‘Labour is conservative on black representation’

Ex-Chair of the Labour Party Black Sections, Marc Wadsworth, says little has changed in the party over decades

PRESSURE: Ex-chair of the Labour Party Black Sections Marc Wadsworth says party still suffering from same problems

NEWS THAT Black South Labour councillor Maurice Mcleod has been blocked by Keir Starmer’s national party machine from being a contender to become MP for the largely African Caribbean and Asian Camberwell and Peckham constituency brought back bad memories for me.

In 1989, two years after four members of the Labour Party Black Section movement, of which I was chair at the time, made history by being elected to the House of Commons, I was similarly stopped from being the Labour candidate for a parliamentary seat that covered Brixton.

The then Labour leader Neil Kinnock, like Starmer, once left-wing himself, was in the midst of his infamous purge of lefties like me from the party.

That included shamefully preventing black Haringey council deputy leader Martha Osamor, who had been democratically selected by the local Vauxhall party and was my vice-chair, from being their candidate. Instead, he imposed Kate Hoey, a white candidate, who went on to become the MP after a by-election.

EXCLUDED: Martha Osamor, who was made a Baroness by Jeremy Corbyn, was denied the chance to be an MP in a stitch-up during the era of Neil Kinnock and Roy Hattersley (both now also in the Lords)

When it comes to African Caribbean male MPs, the Conservatives have five to Labour’s paltry three and now, of course, Britain’s first Prime Minister of colour, Rishi Sunak.

Grassroots Black Left, successor to the Black Sections and a four-year-old Labour pressure group I co-founded, has, along with other similar groups, called out the appalling shortage of African Caribbean men on parliament’s Labour benches.

Like Mcleod, a fellow left-winger, who was nominated by Unite, Labour’s largest trade union affiliate, and train drivers’ union ASLEF, I too was put forward by a union. The McLeod-backing unions should use their muscle to insist on his inclusion on the nationally-imposed “long list”, from which a parliamentary candidate will be chosen by the local party

There are a couple of African Caribbean men on the current Camberwell and Peckham all-African Caribbean and Asian long list. But they are Southwark councillors on the Starmerite right-wing of the party.

Leading black Labour member, the recently knighted Sir Trevor Phillips, a Sky News political show host, once told me Barack Obama, who, after being chosen as a candidate by the Democrats, went on to become American President, would never have made it through Labour’s selection process.
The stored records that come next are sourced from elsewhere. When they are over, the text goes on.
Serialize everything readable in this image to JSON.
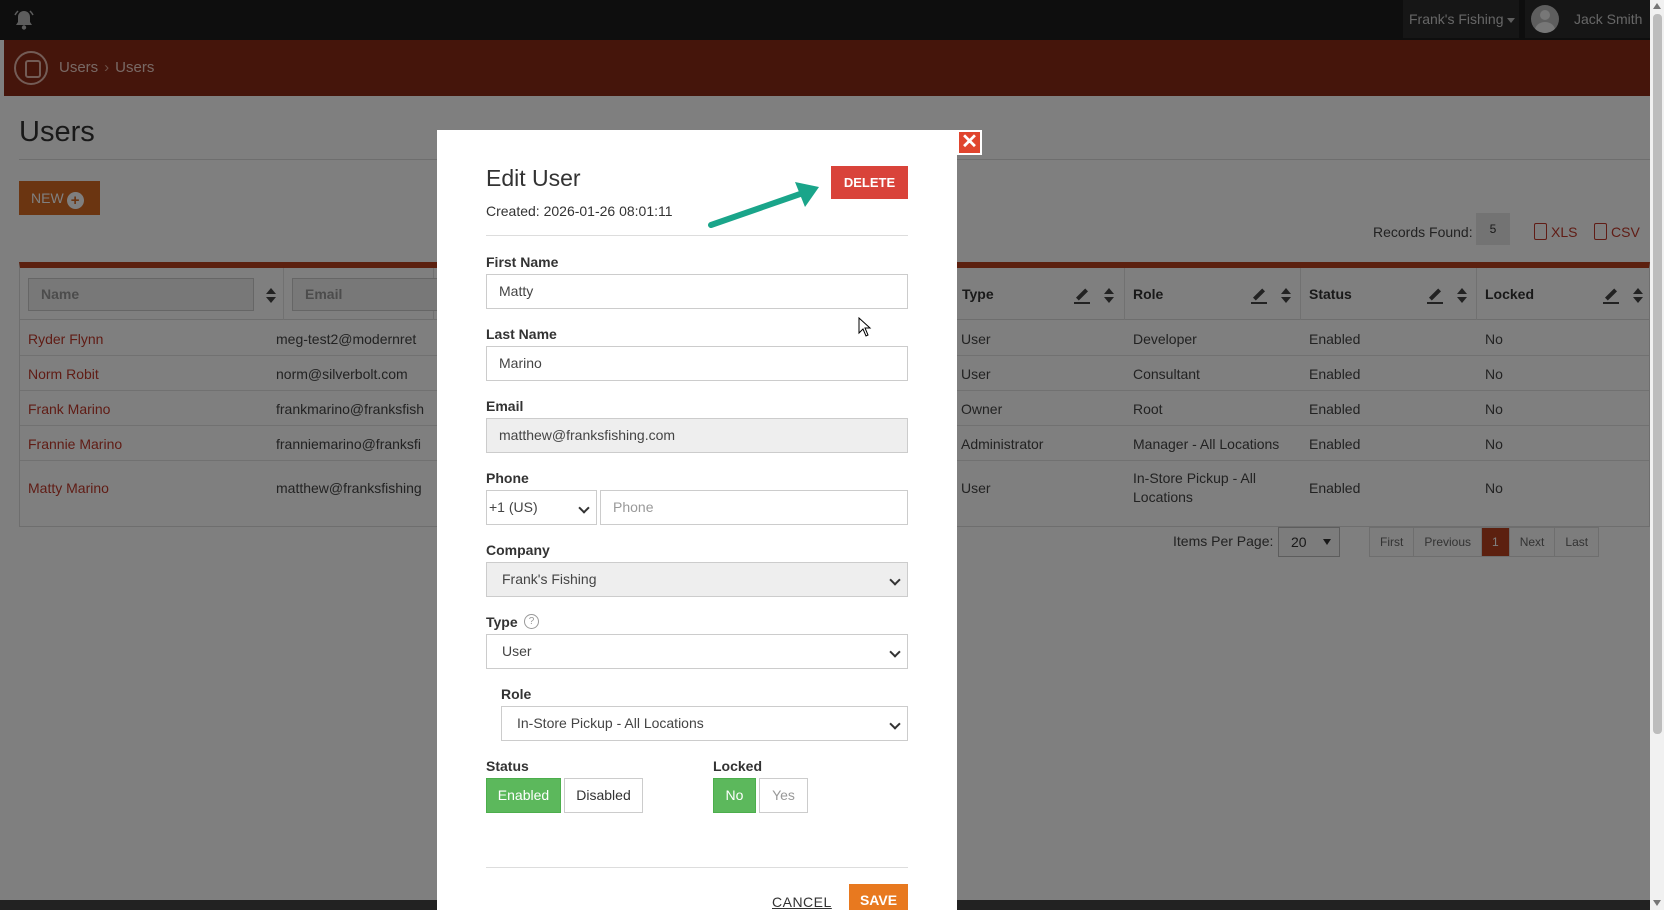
{
  "topbar": {
    "company": "Frank's Fishing",
    "user_name": "Jack Smith"
  },
  "breadcrumb": [
    "Users",
    "Users"
  ],
  "page": {
    "title": "Users",
    "new_label": "NEW",
    "records_label": "Records Found:",
    "records_count": "5",
    "export_xls": "XLS",
    "export_csv": "CSV"
  },
  "table": {
    "filters": {
      "name": "Name",
      "email": "Email"
    },
    "headers": {
      "type": "Type",
      "role": "Role",
      "status": "Status",
      "locked": "Locked"
    },
    "rows": [
      {
        "name": "Ryder Flynn",
        "email": "meg-test2@modernret",
        "type": "User",
        "role": "Developer",
        "role2": "",
        "status": "Enabled",
        "locked": "No"
      },
      {
        "name": "Norm Robit",
        "email": "norm@silverbolt.com",
        "type": "User",
        "role": "Consultant",
        "role2": "",
        "status": "Enabled",
        "locked": "No"
      },
      {
        "name": "Frank Marino",
        "email": "frankmarino@franksfish",
        "type": "Owner",
        "role": "Root",
        "role2": "",
        "status": "Enabled",
        "locked": "No"
      },
      {
        "name": "Frannie Marino",
        "email": "franniemarino@franksfi",
        "type": "Administrator",
        "role": "Manager - All Locations",
        "role2": "",
        "status": "Enabled",
        "locked": "No"
      },
      {
        "name": "Matty Marino",
        "email": "matthew@franksfishing",
        "type": "User",
        "role": "In-Store Pickup - All",
        "role2": "Locations",
        "status": "Enabled",
        "locked": "No"
      }
    ]
  },
  "pagination": {
    "items_per_page_label": "Items Per Page:",
    "items_per_page": "20",
    "pages": [
      "First",
      "Previous",
      "1",
      "Next",
      "Last"
    ]
  },
  "modal": {
    "title": "Edit User",
    "created": "Created: 2026-01-26 08:01:11",
    "delete_label": "DELETE",
    "close_glyph": "✕",
    "first_name_label": "First Name",
    "first_name": "Matty",
    "last_name_label": "Last Name",
    "last_name": "Marino",
    "email_label": "Email",
    "email": "matthew@franksfishing.com",
    "phone_label": "Phone",
    "phone_country": "+1 (US)",
    "phone_placeholder": "Phone",
    "company_label": "Company",
    "company": "Frank's Fishing",
    "type_label": "Type",
    "type": "User",
    "role_label": "Role",
    "role": "In-Store Pickup - All Locations",
    "status_label": "Status",
    "status_options": [
      "Enabled",
      "Disabled"
    ],
    "status_selected": "Enabled",
    "locked_label": "Locked",
    "locked_options": [
      "No",
      "Yes"
    ],
    "locked_selected": "No",
    "cancel_label": "CANCEL",
    "save_label": "SAVE"
  },
  "colors": {
    "brand_dark": "#8a2a16",
    "accent_orange": "#e8791f",
    "delete_red": "#d9433a",
    "toggle_green": "#5cb85c",
    "arrow_teal": "#1aa58a"
  }
}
Why? Because, despite having David Lammy as its Shadow Foreign Secretary, Labour is much more conservative, some would say institutionally racist, than the Democrats, and even the Tories, when it comes to council and parliamentary candidate selections. There is just one African Caribbean man on Labour’s 39-strong ruling national executive. Before this year’s elections to it there was none.

There needs to be a huge fuss made about this glaring Labour racial inequality. Labour’s delayed Forde report, which uncovered shocking anti-black racism in the party, and Al Jazeera’s bombshell The Labour Files documentary series have provided powerful ammunition.

Comments Form

1 Comment

  1. | Chaka Artwell

    It really hurts reading this report, knowing the awful way Mr Marc Wadsworth has been treated by the Labour Party for campaigning for His Majesty’s African-heritage Subjects’ absence within the higher echelons of the Labour Party.

    Today Mr Maurice McLeod has been excluded for selection for the safe labour seat of Camberwell & Peckham.

    Nothing in Labour has changed for His Majesty’s African and African-Caribbean heritage Subjects.